Hi Guys! I just spent the better part of several shifts going thru the threads to try and find any information like I need
Well anyway
I inherited a Craftsman Snowblower 5.5hp Tecumseh Engine the Craftsman P/N is 247.88355.0
from my Mom in law after she passed, and seems like this one did go thru the wars! 
She was in Hurricane Sandy and it survived (somehow) Anyway I just changed the oil and replaced
the Carb to get her running, but when I tried the Electric Starter, nothing, It seems to have
seized up. From what little info I have found on line about it and the part number of the starter itself
which I believe to be a 33290E, I got one online, however upon installing it, it seems like the starter
gear itself is in the wrong position to fire the engine. When I apply 120vac to it, the gear pulls back 
completely missing the engine gear. Does anybody know if someone pulled a fast one on me
and threw in another starter (other) than the one that's supposed to be mounted on there???
Or am I just totally spastic???


Mike
Tottenville, NYC


----------



## Kiss4aFrog (Nov 3, 2013)

:welcome: to SBF Mike

The aluminum snout should mount over the flywheel ring gear and when power is applied it should pull the gear back toward the body of the starter motor engaging the starter bendix gear into the flywheel ring gear.

.


----------



## HCBPH (Mar 8, 2011)

If that picture is like the one you had, it's been a couple of years since I worked on a 5 hp but it appears to be the same as yours so here goes. I'm doing this all by memory so if something doesn't align, take that into consideration.
There's a tab on the flywheel cover that has to be removed to mount the starter. The gear on the starter pulls back towards the motor to engage the starter ring on the flywheel.
Now for the testing.
first without the starter mounted, plug it in and holding the motor assembly to prevent it from rotating hit the button and see if the gear is pulled towards the motor or not. I've had some that were stuck on the shaft. A little cleanup and white grease or oil took care of that.
Check the gear on your old starter and the replacement to insure they're both the same. There are 2 different gears available on larger hp motors, don't know if the small one are all the same or not.
If everything looks good up to this point, I'd take off the flywheel cover and sparkplug and temporarily mount the starter and see if when it's engaged if it turns the motor over or not. take particular attention to the condition of the starter ring on the flywheel. 
When assembling the engine, IIRC you have to have the flywheel cover on and slide the starter in so the gear is forward of the starter ring on the flywheel so it will engage properly.

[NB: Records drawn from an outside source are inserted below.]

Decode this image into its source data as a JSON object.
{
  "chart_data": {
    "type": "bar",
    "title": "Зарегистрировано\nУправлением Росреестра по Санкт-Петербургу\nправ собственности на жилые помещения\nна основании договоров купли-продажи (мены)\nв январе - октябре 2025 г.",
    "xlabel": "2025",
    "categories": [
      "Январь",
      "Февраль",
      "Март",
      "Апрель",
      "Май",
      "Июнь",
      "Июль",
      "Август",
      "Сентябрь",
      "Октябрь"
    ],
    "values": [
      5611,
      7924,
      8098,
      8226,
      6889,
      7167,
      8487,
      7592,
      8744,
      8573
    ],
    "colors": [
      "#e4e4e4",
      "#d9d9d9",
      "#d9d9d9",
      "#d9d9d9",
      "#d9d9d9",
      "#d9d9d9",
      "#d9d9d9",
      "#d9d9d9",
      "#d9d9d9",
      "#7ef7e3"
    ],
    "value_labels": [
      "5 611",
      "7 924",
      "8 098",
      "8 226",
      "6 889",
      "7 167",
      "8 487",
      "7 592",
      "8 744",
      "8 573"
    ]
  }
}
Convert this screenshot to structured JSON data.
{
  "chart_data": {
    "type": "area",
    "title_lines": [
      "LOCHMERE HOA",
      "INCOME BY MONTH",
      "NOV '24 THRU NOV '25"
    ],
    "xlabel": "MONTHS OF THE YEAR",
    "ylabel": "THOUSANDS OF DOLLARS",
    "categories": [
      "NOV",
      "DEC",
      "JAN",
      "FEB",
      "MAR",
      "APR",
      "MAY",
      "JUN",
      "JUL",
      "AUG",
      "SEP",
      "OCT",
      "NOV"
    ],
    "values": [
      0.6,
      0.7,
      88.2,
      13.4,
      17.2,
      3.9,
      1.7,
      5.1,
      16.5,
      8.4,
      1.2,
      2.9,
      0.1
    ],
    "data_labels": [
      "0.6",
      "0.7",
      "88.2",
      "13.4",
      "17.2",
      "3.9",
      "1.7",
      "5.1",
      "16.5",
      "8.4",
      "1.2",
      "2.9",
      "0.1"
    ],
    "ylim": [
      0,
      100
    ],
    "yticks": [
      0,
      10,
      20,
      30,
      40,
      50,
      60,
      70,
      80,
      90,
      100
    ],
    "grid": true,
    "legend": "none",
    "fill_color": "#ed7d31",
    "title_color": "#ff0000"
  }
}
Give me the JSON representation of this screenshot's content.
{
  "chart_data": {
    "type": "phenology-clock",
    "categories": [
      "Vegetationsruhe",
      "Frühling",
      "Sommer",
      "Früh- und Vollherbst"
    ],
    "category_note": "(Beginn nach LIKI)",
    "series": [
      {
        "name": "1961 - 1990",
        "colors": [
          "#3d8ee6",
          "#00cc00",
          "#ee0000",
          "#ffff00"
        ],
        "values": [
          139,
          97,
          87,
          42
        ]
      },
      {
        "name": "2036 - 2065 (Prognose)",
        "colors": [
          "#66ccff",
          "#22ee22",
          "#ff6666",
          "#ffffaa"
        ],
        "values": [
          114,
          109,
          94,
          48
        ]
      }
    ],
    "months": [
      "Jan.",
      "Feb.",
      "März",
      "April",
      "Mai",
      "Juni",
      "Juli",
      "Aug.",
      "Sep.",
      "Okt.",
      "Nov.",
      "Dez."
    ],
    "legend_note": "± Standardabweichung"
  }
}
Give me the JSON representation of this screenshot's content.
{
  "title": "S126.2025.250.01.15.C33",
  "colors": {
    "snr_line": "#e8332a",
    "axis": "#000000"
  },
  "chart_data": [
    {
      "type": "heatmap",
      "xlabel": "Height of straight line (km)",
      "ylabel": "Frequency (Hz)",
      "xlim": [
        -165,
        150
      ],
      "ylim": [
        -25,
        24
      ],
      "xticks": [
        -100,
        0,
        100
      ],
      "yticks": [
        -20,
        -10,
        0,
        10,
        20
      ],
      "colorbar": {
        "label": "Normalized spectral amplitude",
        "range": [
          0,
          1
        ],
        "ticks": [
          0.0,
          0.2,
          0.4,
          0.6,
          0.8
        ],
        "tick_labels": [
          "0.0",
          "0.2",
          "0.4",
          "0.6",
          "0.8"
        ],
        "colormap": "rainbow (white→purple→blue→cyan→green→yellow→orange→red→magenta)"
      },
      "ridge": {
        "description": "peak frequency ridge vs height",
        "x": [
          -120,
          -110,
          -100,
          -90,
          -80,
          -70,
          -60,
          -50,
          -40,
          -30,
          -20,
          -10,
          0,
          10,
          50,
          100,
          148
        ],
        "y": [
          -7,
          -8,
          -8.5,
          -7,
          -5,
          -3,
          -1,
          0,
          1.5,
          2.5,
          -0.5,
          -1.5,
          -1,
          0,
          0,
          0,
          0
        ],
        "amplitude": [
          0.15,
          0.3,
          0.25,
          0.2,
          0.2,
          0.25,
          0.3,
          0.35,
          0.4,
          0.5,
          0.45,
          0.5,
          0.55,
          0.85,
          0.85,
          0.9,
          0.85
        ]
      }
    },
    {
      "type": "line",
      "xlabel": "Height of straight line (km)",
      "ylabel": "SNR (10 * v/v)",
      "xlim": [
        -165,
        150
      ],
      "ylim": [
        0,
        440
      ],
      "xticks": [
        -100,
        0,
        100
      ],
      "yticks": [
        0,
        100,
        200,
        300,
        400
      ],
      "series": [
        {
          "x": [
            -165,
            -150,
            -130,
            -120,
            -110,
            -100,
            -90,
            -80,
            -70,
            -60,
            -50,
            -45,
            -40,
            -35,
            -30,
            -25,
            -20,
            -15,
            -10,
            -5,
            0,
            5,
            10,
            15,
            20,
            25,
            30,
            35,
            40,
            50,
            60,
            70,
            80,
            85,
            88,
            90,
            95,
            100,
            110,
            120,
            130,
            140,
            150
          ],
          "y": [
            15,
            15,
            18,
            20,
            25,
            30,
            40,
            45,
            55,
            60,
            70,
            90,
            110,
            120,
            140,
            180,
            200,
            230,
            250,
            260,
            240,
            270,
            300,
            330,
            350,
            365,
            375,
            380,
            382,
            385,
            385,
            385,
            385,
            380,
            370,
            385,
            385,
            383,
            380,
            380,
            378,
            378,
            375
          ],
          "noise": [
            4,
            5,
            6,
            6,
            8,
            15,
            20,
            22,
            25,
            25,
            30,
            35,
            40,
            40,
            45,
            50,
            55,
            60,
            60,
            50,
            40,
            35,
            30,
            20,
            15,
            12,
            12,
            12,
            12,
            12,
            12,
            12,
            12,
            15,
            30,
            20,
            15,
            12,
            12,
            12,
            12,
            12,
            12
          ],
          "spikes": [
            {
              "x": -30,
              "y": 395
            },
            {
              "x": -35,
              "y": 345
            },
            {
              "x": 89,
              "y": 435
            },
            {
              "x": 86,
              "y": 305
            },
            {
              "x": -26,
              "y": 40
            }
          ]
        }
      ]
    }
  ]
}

All I can think of right now. Do your testing and come back with the results if you need further help. Also pictures will help, it's easier to see what's going on.

Good luck, let us know.
Paul


----------



## Motor City (Jan 6, 2014)

Try tapping on it with the wood handle of a hammer. Don't go crazy and have it plugged in and pushing the button at the same time. The will stick from lack of use, sometimes. If you gett it spinning, and it doesn't turn over the motor. The gear is not engaging to the flywheel. You'll have to pull it off and free up the gear. There are threads on the shaft it spins on. I usually spray WD40 an clean up the shaft, and lube it.


----------



## ka2aev (Feb 8, 2018)

Thanks guys for all the info, We in the middle of a bad stretch of rainy weather right now so I should be able to get to it when it clears out a bit
I'll report back with Pictures hopefully successfully when I get a chance
Again
THANK YOU VERY MUCH!!!

Mike


----------